A fascinating and potentially consequential article on the Red C blog by Richard Colwell, which appeared in mid-September, but which seemingly did not attract the media attention it deserved at the time, confirms the growing perception that in the South, Sinn Fein is a boat that may have missed the electoral tide.
Red C is a Dublin-based marketing and research company which carries out regular polling on support for the Dail parties.
Colwell argues that the polling data supports the proposition that the various and apparently endless series of scandals and crises endured by the party, from Mairia Cahill through to the continued existence of the Army Council, are chipping away at party support, perhaps as much as a percentage point each month.
More alarming for SF is Colwell’s suggestion that the greatest drift away from the party is by younger voters, usually considered SF’s most enthusiastic supporters.
This will make depressing reading for Sinn Fein since Colwell’s analysis points the party’s opponents towards the obvious strategy to see off the challenge from Gerry Adams and his colleagues: keep up the attacks on Sinn Fein’s credibility, honesty and transparency – and of course its links to the IRA.
You can read the entire article here, but this is the relevant extract:
The really interesting trend over the longer term however, has instead been the decline in support for Sinn Fein. Perhaps another sign of the move away from the protest vote at polling in the mid-term, back towards the more established parties.
The fall in 1st preference support for the party in this poll, is relatively small at 2% and well within the margin of error, so could effectively be discounted. The longer term trend in support however tells another story.
Back in December we were recording the highest levels of support seen for Sinn Fein in any RED C poll, reaching a high of 24% of the first preference vote. In today’s poll they secured just 16%, the worst level seen for the party since February 2014. That means that in effect the party has lost 8% support over the first 9 months of the year.
Over that period the loss in support hasn’t been a steady decline, with drops in January and March following scandals that were soon reversed to some extent in the months afterwards. The problem is that the gains haven’t been as strong as the losses, and so one scandal after another has seen a gradual seepage of voters away from the party at almost 1% a month for the past nine months.
The greatest declines are seen among younger voters, who of course are somewhat more flighty in their vote intention behaviour. In December last year almost a third of 18-34 year old voters claimed they were supporting Sinn Fein, but this has fallen to just over 1 in 5 (20%) voters now. A large chunk of these young voters have returned to Labour, while others claim they will vote for a variety of smaller parties.
The Labour shift is interesting, as it is also apparent that far less past Labour voters in general suggest they will now vote Sinn Fein, and offers the possibility that Labour could profit even more in the longer term from a further Sinn Fein decline in support.
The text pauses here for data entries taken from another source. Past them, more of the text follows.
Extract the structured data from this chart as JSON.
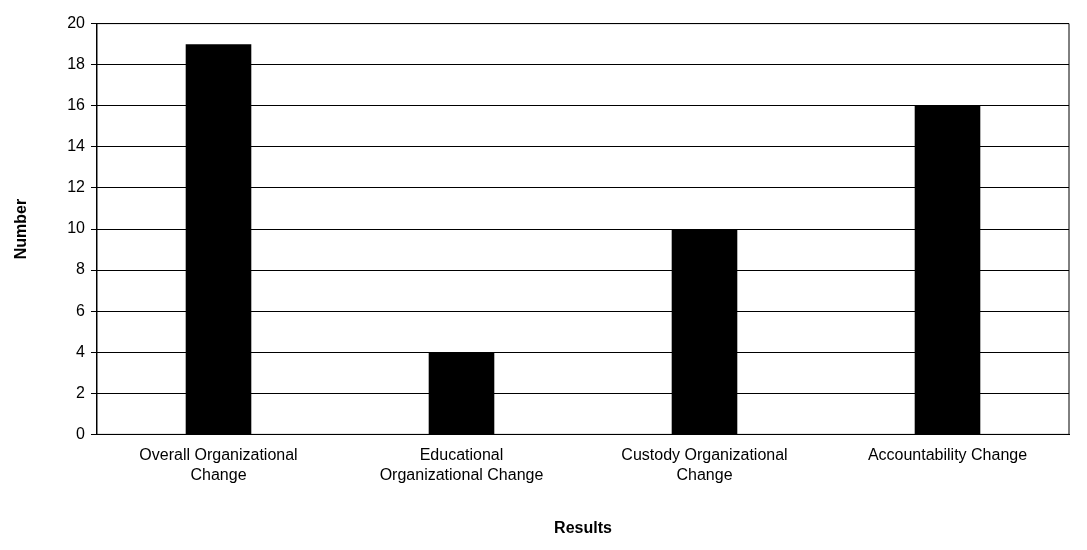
{
  "chart_data": {
    "type": "bar",
    "xlabel": "Results",
    "ylabel": "Number",
    "categories": [
      "Overall Organizational Change",
      "Educational Organizational Change",
      "Custody Organizational Change",
      "Accountability Change"
    ],
    "values": [
      19,
      4,
      10,
      16
    ],
    "color": "#000000",
    "ylim": [
      0,
      20
    ],
    "yticks": [
      0,
      2,
      4,
      6,
      8,
      10,
      12,
      14,
      16,
      18,
      20
    ],
    "grid": "y",
    "legend": false
  }
}
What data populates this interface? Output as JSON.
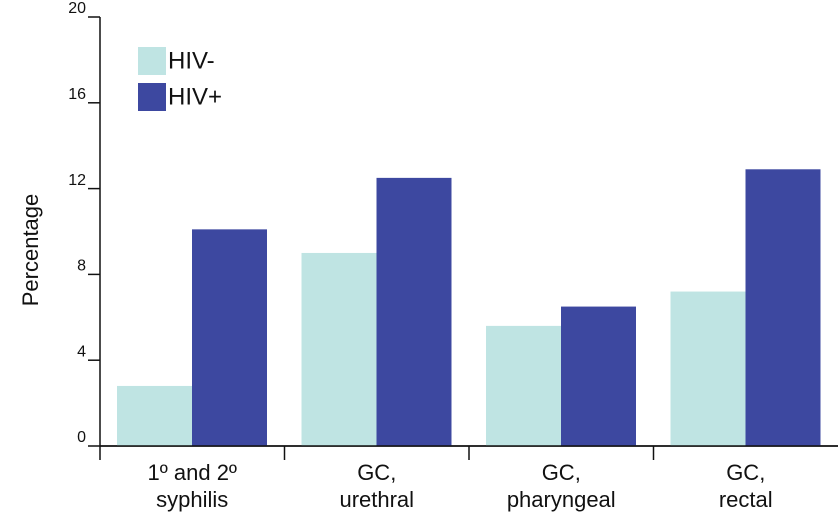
{
  "chart_data": {
    "type": "bar",
    "y_label": "Percentage",
    "categories": [
      [
        "1º and 2º",
        "syphilis"
      ],
      [
        "GC,",
        "urethral"
      ],
      [
        "GC,",
        "pharyngeal"
      ],
      [
        "GC,",
        "rectal"
      ]
    ],
    "series": [
      {
        "name": "HIV-",
        "color": "#bfe4e3",
        "values": [
          2.8,
          9.0,
          5.6,
          7.2
        ]
      },
      {
        "name": "HIV+",
        "color": "#3d48a0",
        "values": [
          10.1,
          12.5,
          6.5,
          12.9
        ]
      }
    ],
    "ylim": [
      0,
      20
    ],
    "yticks": [
      0,
      4,
      8,
      12,
      16,
      20
    ],
    "legend": "upper left"
  }
}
For Sinn Fein the issues in the North in recent weeks appear to have done them no favours with voters, with declines in support occurring despite another high profile Anti-Water tax March in the past week, at which party figures were prominent. The gains they have made during the mid-term have been built on their support for the disenfranchised voters who feel let down by the government. In order to re-gain lost ground, they therefore need to move to settle matters in the North quickly, and so re-focus voters’ attention on the local issues they are fighting for on their behalf.
The question then is if this re-focus will be enough to regain voters, with the backdrop of an increasingly positive economic outlook, and an electorate who broadly believe that the country is currently on the right track.